Foram aplicados questionários contendo perguntas abertas e fechadas acerca de dados sociodemográficos e do acompanhamento odontológico no PN pelos entrevistados, entre as quais, qual a importância da interdisciplinaridade dentro do acompanhamento odontológico no pré-natal? Como é realizado o encaminhamento da gestante ao cirurgião-dentista? É realizado orientações de cuidado bucal da mulher e para o bebê?
A transcrição ocorreu em detalhes, sendo realizado por duas pesquisadoras. Para manter o anonimato dos entrevistados foi empregado código alfanumérico utilizando as letras (E) e números correspondentes de um a seis.
As entrevistas transcritas foram organizadas a partir da Análise Temática proposta por Minayo. Esse tipo de método organizativo apresenta a ideia de tema como uma afirmação sobre um assunto específico, cujo mesmo pode ser representado por um resumo, frase ou palavra. A análise temática é dividida em três etapas gerais: pré- análise, exploração do material ou codificação e tratamento dos resultados obtidos/ interpretação.11 Os temas identificados derivaram das informações obtidas.

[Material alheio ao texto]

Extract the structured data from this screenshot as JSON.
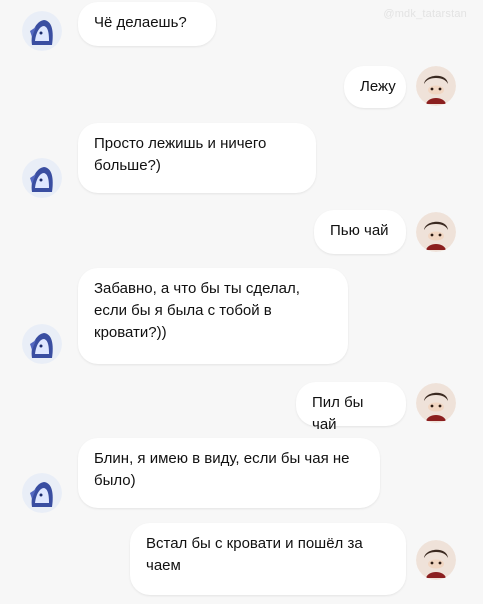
{
  "watermark": "@mdk_tatarstan",
  "messages": [
    {
      "side": "in",
      "text": "Чё делаешь?"
    },
    {
      "side": "out",
      "text": "Лежу"
    },
    {
      "side": "in",
      "text": "Просто лежишь и ничего больше?)"
    },
    {
      "side": "out",
      "text": "Пью чай"
    },
    {
      "side": "in",
      "text": "Забавно, а что бы ты сделал, если бы я была с тобой в кровати?))"
    },
    {
      "side": "out",
      "text": "Пил бы чай"
    },
    {
      "side": "in",
      "text": "Блин, я имею в виду, если бы чая не было)"
    },
    {
      "side": "out",
      "text": "Встал бы с кровати и пошёл за чаем"
    }
  ],
  "avatars": {
    "in": "anime-girl-avatar",
    "out": "anime-boy-avatar"
  },
  "colors": {
    "bubble": "#ffffff",
    "background": "#f7f7f7",
    "text": "#111111"
  }
}
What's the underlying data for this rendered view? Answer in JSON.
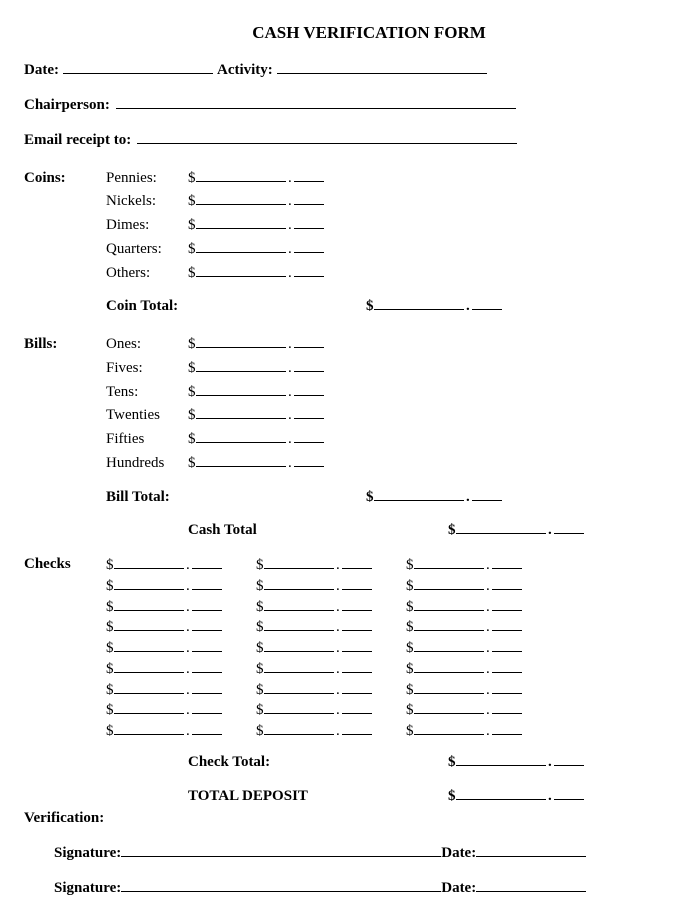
{
  "title": "CASH VERIFICATION FORM",
  "header": {
    "date_label": "Date:",
    "activity_label": "Activity:",
    "chairperson_label": "Chairperson:",
    "email_label": "Email receipt to:"
  },
  "coins": {
    "section": "Coins:",
    "items": [
      {
        "label": "Pennies:"
      },
      {
        "label": "Nickels:"
      },
      {
        "label": "Dimes:"
      },
      {
        "label": "Quarters:"
      },
      {
        "label": "Others:"
      }
    ],
    "total_label": "Coin Total:"
  },
  "bills": {
    "section": "Bills:",
    "items": [
      {
        "label": "Ones:"
      },
      {
        "label": "Fives:"
      },
      {
        "label": "Tens:"
      },
      {
        "label": "Twenties"
      },
      {
        "label": "Fifties"
      },
      {
        "label": "Hundreds"
      }
    ],
    "total_label": "Bill Total:"
  },
  "cash_total_label": "Cash Total",
  "checks": {
    "section": "Checks",
    "rows": 9,
    "cols": 3,
    "total_label": "Check Total:"
  },
  "total_deposit_label": "TOTAL DEPOSIT",
  "verification": {
    "section": "Verification:",
    "sig_label": "Signature:",
    "date_label": "Date:"
  },
  "dollar": "$"
}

Relativo à análise, utilizou-se a Hermenêutica-dialética de Gadamer e Habermas.12,13A hermenêutica possibilita interpretar os sentidos contidos nos discursos dos sujeitos, através da busca de diferenças e semelhanças, do confronto e da oposição, associando-se à dialética, para uma crítica do diálogo, da linguagem e dos símbolos, e compreensão dos sujeitos a partir de seu contexto histórico e cultural.11
A pesquisa seguiu a Resolução 466/2012 do Conselho Nacional de Saúde (CNS) que orienta as pesquisas efetuadas com seres humanos, com assinatura de todos os participantes do termo de consentimento livre e esclarecido.19 O estudo obteve parecer do Comitê de Ética em Pesquisa (CEP), através do n° 2.690.258 de 04 de junho de 2018.
Resultados
Caracterização dos participantes
A caracterização sociodemográfica dos participantes da pesquisa evidenciou predominância do sexo feminino (80%), com maioria das depoentes de raça parda (64%), casadas (80%), de religião católica (64%), com maioria na faixa etária de 42 anos (32%) e todos com formação profissional de pós-graduação em saúde da família (100%).
O processo resumido de organização das temáticas está indicado na Figura 1.
O cuidado interdisciplinar do médico, odontólogo e enfermeiro.
Relativo à primeira categoria temática emergida, as falas dos participantes se mostraram semelhantes na maioria das entrevistas, evidenciando que a interdisciplinaridade à gestante é relevante para a realização de uma assistência qualificada e multiprofissional:
(...) com relação à importância de cada um é extrema porque eu tenho que saber até onde é que eu posso ir, até onde entra o papel do médico, até onde é importante o técnico de enfermagem (...). O dentista ele se torna essencial por conta da prevenção de todos os fatores que ele atua na área dele (...) (E1)
(..) Realmente a gente precisa trabalhar na interdisciplinaridade, né? Médico, enfermeiro, odontólogo (...) O enfermeiro tem a parte do cuidado dele, o odontólogo a parte do cuidado dele, o médico e aí a gente soma e o cuidado acontece de forma integral. (E3)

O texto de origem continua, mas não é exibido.